Já a Secretaria Municipal de Cultura e Turismo (Semcult) está dando apoio à realização, neste mês, de uma série de lives na página do Instituto Histórico e Geográfico de Cachoeiro no Instagram (@ihgcachoeiro).

Os últimos três bate-papos on-line, com convidados especiais, acontecerão nesta sexta (26) e sábado (27), às 20h, e na segunda-feira (29), às 17h, com os respectivos temas: “Festejando a história dos primeiros artistas cachoeirenses”: “110 anos da Ponte de Ferro”: e “A fé ‘da freguesia de São Pedro das Caxoeiras do Itapemirim’”.

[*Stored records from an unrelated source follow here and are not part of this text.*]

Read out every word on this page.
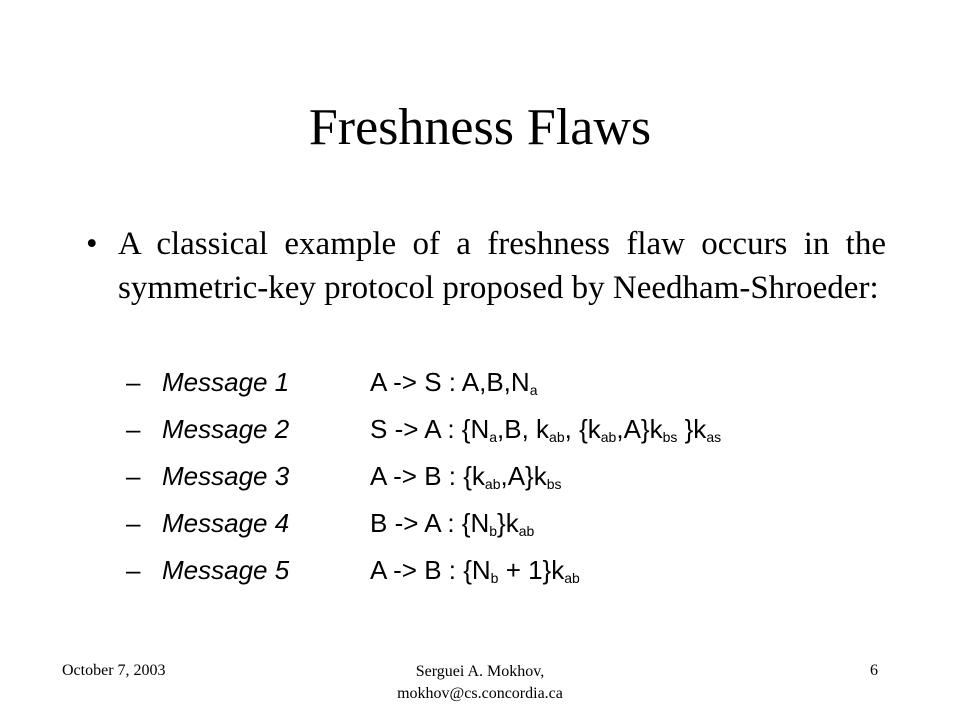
Freshness Flaws
• A classical example of a freshness flaw occurs in the symmetric-key protocol proposed by Needham-Shroeder:
– Message 1	A -> S : $A,B,N_a$
– Message 2	S -> A : {$N_a,B$, $k_{ab}$, $\{k_{ab},A\}k_{bs}$ }$k_{as}$
– Message 3	A -> B : $\{k_{ab},A\}k_{bs}$
– Message 4	B -> A : $\{N_b\}k_{ab}$
– Message 5	A -> B : $\{N_b + 1\}k_{ab}$
October 7, 2003	Serguei A. Mokhov,
mokhov@cs.concordia.ca
6
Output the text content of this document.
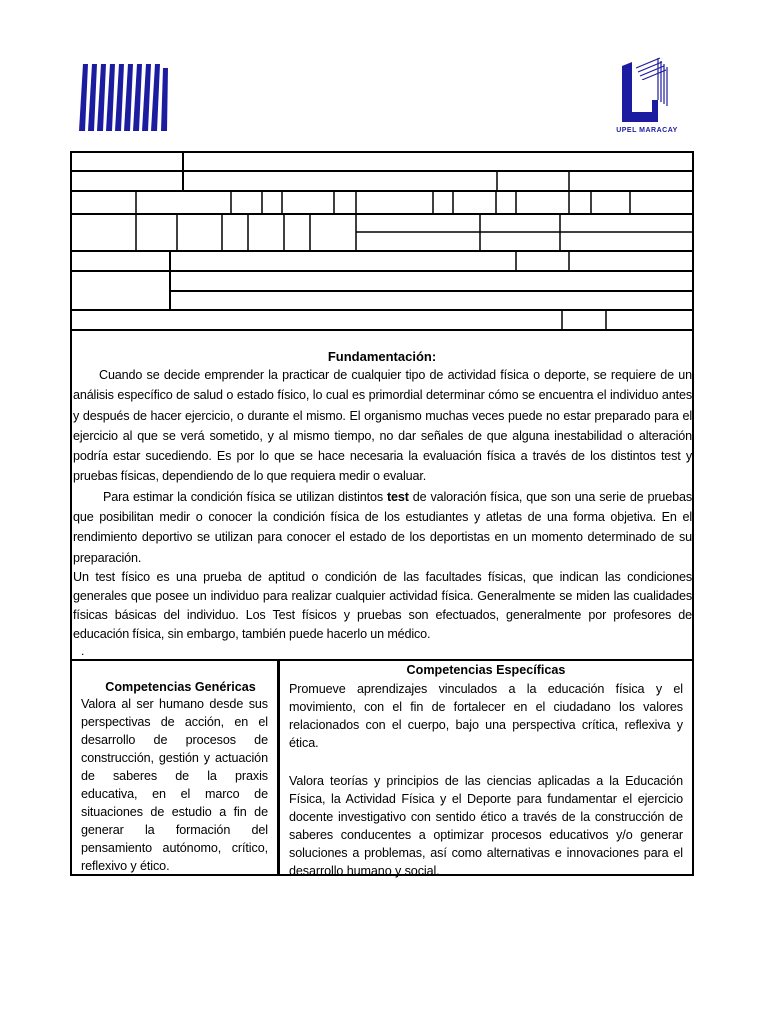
UPEL MARACAY
Fundamentación:

Cuando se decide emprender la practicar de cualquier tipo de actividad física o deporte, se requiere de un análisis específico de salud o estado físico, lo cual es primordial determinar cómo se encuentra el individuo antes y después de hacer ejercicio, o durante el mismo. El organismo muchas veces puede no estar preparado para el ejercicio al que se verá sometido, y al mismo tiempo, no dar señales de que alguna inestabilidad o alteración podría estar sucediendo. Es por lo que se hace necesaria la evaluación física a través de los distintos test y pruebas físicas, dependiendo de lo que requiera medir o evaluar.

Para estimar la condición física se utilizan distintos test de valoración física, que son una serie de pruebas que posibilitan medir o conocer la condición física de los estudiantes y atletas de una forma objetiva. En el rendimiento deportivo se utilizan para conocer el estado de los deportistas en un momento determinado de su preparación.

Un test físico es una prueba de aptitud o condición de las facultades físicas, que indican las condiciones generales que posee un individuo para realizar cualquier actividad física. Generalmente se miden las cualidades físicas básicas del individuo. Los Test físicos y pruebas son efectuados, generalmente por profesores de educación física, sin embargo, también puede hacerlo un médico.

.
Competencias Genéricas
Valora al ser humano desde sus perspectivas de acción, en el desarrollo de procesos de construcción, gestión y actuación de saberes de la praxis educativa, en el marco de situaciones de estudio a fin de generar la formación del pensamiento autónomo, crítico, reflexivo y ético.
Competencias Específicas
Promueve aprendizajes vinculados a la educación física y el movimiento, con el fin de fortalecer en el ciudadano los valores relacionados con el cuerpo, bajo una perspectiva crítica, reflexiva y ética.
Valora teorías y principios de las ciencias aplicadas a la Educación Física, la Actividad Física y el Deporte para fundamentar el ejercicio docente investigativo con sentido ético a través de la construcción de saberes conducentes a optimizar procesos educativos y/o generar soluciones a problemas, así como alternativas e innovaciones para el desarrollo humano y social.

“As lives sempre contam com a presença de um Cachoeirense Ausente ou de um Cachoeirense Presente e de pessoas ligadas à temática em questão. É uma forma de refletir sobre aspectos da cidade e marcar essa data tão importante de uma forma alternativa. A última live, no Dia de Cachoeiro, tratará da junção de entretenimento com celebração religiosa, um aspecto marcante da Festa de Cachoeiro”, afirma Lucimar Costa, subsecretário de Cultura e membro do Instituto Histórico e Geográfico.

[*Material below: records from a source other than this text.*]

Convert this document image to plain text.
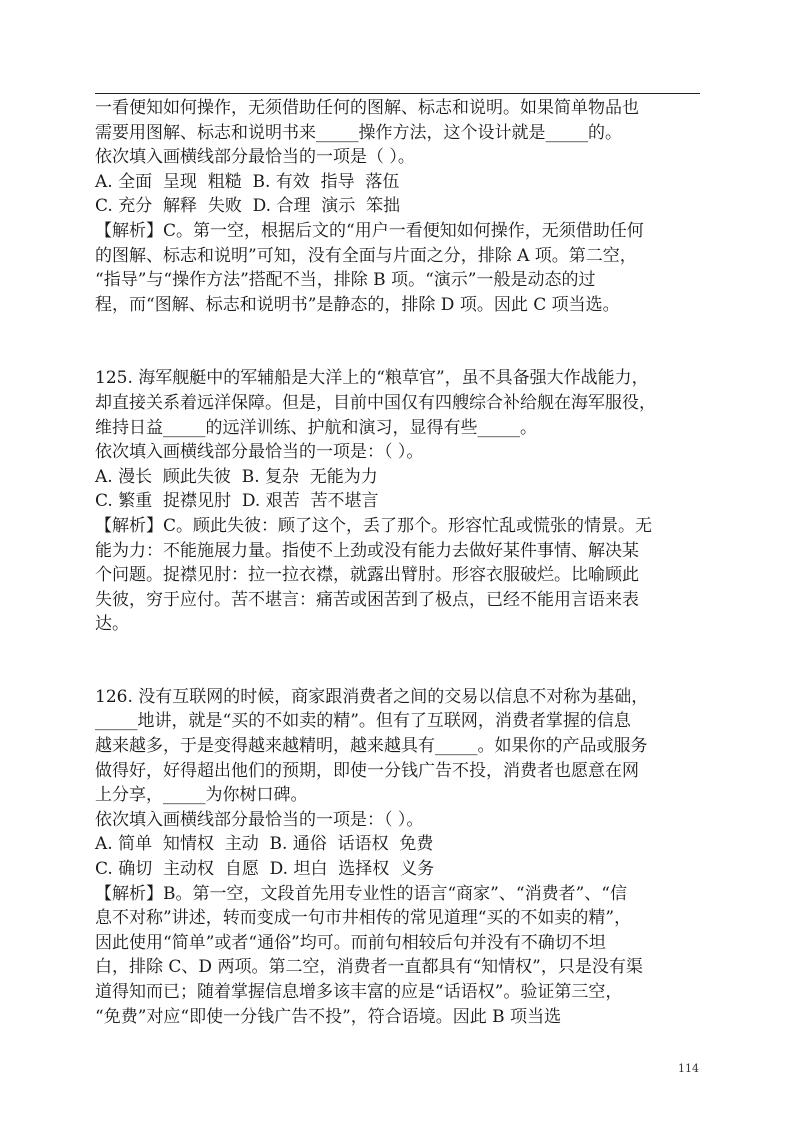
一看便知如何操作，无须借助任何的图解、标志和说明。如果简单物品也
需要用图解、标志和说明书来_____操作方法，这个设计就是_____的。
依次填入画横线部分最恰当的一项是（ ）。
A. 全面  呈现  粗糙  B. 有效  指导  落伍
C. 充分  解释  失败  D. 合理  演示  笨拙
【解析】C。第一空，根据后文的“用户一看便知如何操作，无须借助任何
的图解、标志和说明”可知，没有全面与片面之分，排除 A 项。第二空，
“指导”与“操作方法”搭配不当，排除 B 项。“演示”一般是动态的过
程，而“图解、标志和说明书”是静态的，排除 D 项。因此 C 项当选。
125. 海军舰艇中的军辅船是大洋上的“粮草官”，虽不具备强大作战能力，
却直接关系着远洋保障。但是，目前中国仅有四艘综合补给舰在海军服役，
维持日益_____的远洋训练、护航和演习，显得有些_____。
依次填入画横线部分最恰当的一项是：（ ）。
A. 漫长  顾此失彼  B. 复杂  无能为力
C. 繁重  捉襟见肘  D. 艰苦  苦不堪言
【解析】C。顾此失彼：顾了这个，丢了那个。形容忙乱或慌张的情景。无
能为力：不能施展力量。指使不上劲或没有能力去做好某件事情、解决某
个问题。捉襟见肘：拉一拉衣襟，就露出臂肘。形容衣服破烂。比喻顾此
失彼，穷于应付。苦不堪言：痛苦或困苦到了极点，已经不能用言语来表
达。
126. 没有互联网的时候，商家跟消费者之间的交易以信息不对称为基础，
_____地讲，就是“买的不如卖的精”。但有了互联网，消费者掌握的信息
越来越多，于是变得越来越精明，越来越具有_____。如果你的产品或服务
做得好，好得超出他们的预期，即使一分钱广告不投，消费者也愿意在网
上分享，_____为你树口碑。
依次填入画横线部分最恰当的一项是：（ ）。
A. 简单  知情权  主动  B. 通俗  话语权  免费
C. 确切  主动权  自愿  D. 坦白  选择权  义务
【解析】B。第一空，文段首先用专业性的语言“商家”、“消费者”、“信
息不对称”讲述，转而变成一句市井相传的常见道理“买的不如卖的精”，
因此使用“简单”或者“通俗”均可。而前句相较后句并没有不确切不坦
白，排除 C、D 两项。第二空，消费者一直都具有“知情权”，只是没有渠
道得知而已；随着掌握信息增多该丰富的应是“话语权”。验证第三空，
“免费”对应“即使一分钱广告不投”，符合语境。因此 B 项当选
114
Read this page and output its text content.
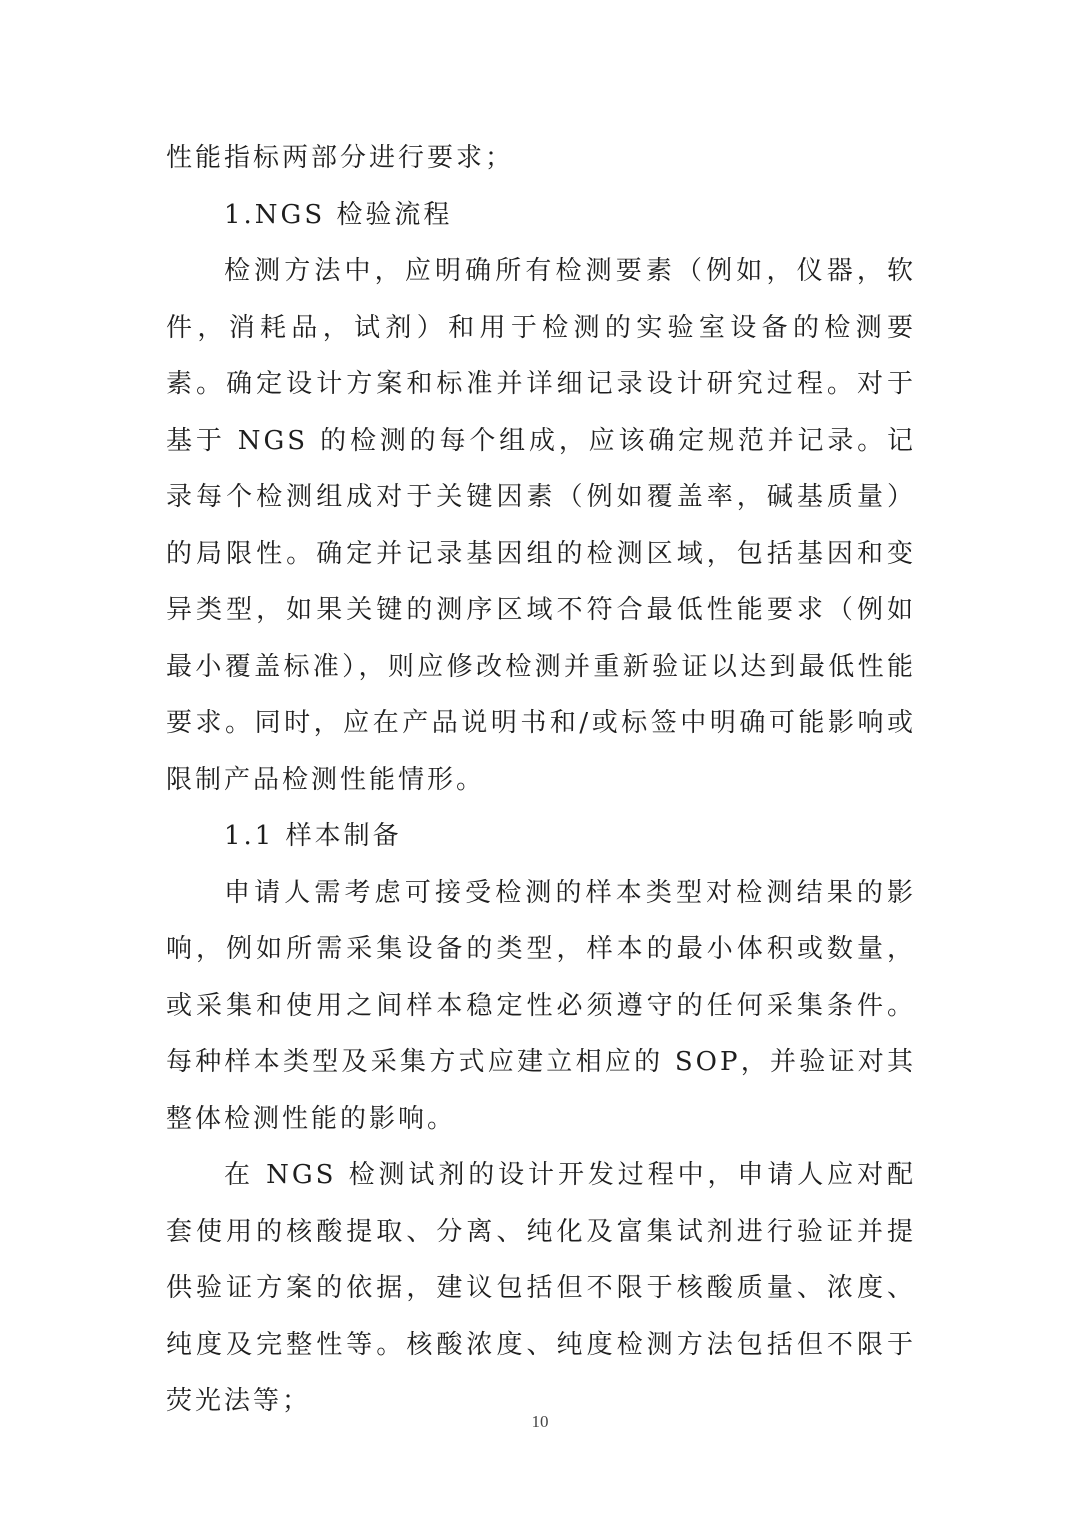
性能指标两部分进行要求；

1.NGS 检验流程

检测方法中，应明确所有检测要素（例如，仪器，软件，消耗品，试剂）和用于检测的实验室设备的检测要素。确定设计方案和标准并详细记录设计研究过程。对于基于 NGS 的检测的每个组成，应该确定规范并记录。记录每个检测组成对于关键因素（例如覆盖率，碱基质量）的局限性。确定并记录基因组的检测区域，包括基因和变异类型，如果关键的测序区域不符合最低性能要求（例如最小覆盖标准），则应修改检测并重新验证以达到最低性能要求。同时，应在产品说明书和/或标签中明确可能影响或限制产品检测性能情形。

1.1 样本制备

申请人需考虑可接受检测的样本类型对检测结果的影响，例如所需采集设备的类型，样本的最小体积或数量，或采集和使用之间样本稳定性必须遵守的任何采集条件。每种样本类型及采集方式应建立相应的 SOP，并验证对其整体检测性能的影响。

在 NGS 检测试剂的设计开发过程中，申请人应对配套使用的核酸提取、分离、纯化及富集试剂进行验证并提供验证方案的依据，建议包括但不限于核酸质量、浓度、纯度及完整性等。核酸浓度、纯度检测方法包括但不限于荧光法等；

10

“Além da pandemia, tivemos, neste ano, a maior enchente já registrada no município, causando estragos, inclusive em equipamentos históricos, como o Centro Operário que, tradicionalmente, recepciona o Cachoeirense Ausente. Vivemos um dos períodos mais desafiadores da história do município, mas vamos superar juntos para a cidade poder comemorar ano que vem. Para este ano, devemos celebrar a nossa própria saúde, permanecendo em casa”, completa o prefeito Victor Coelho.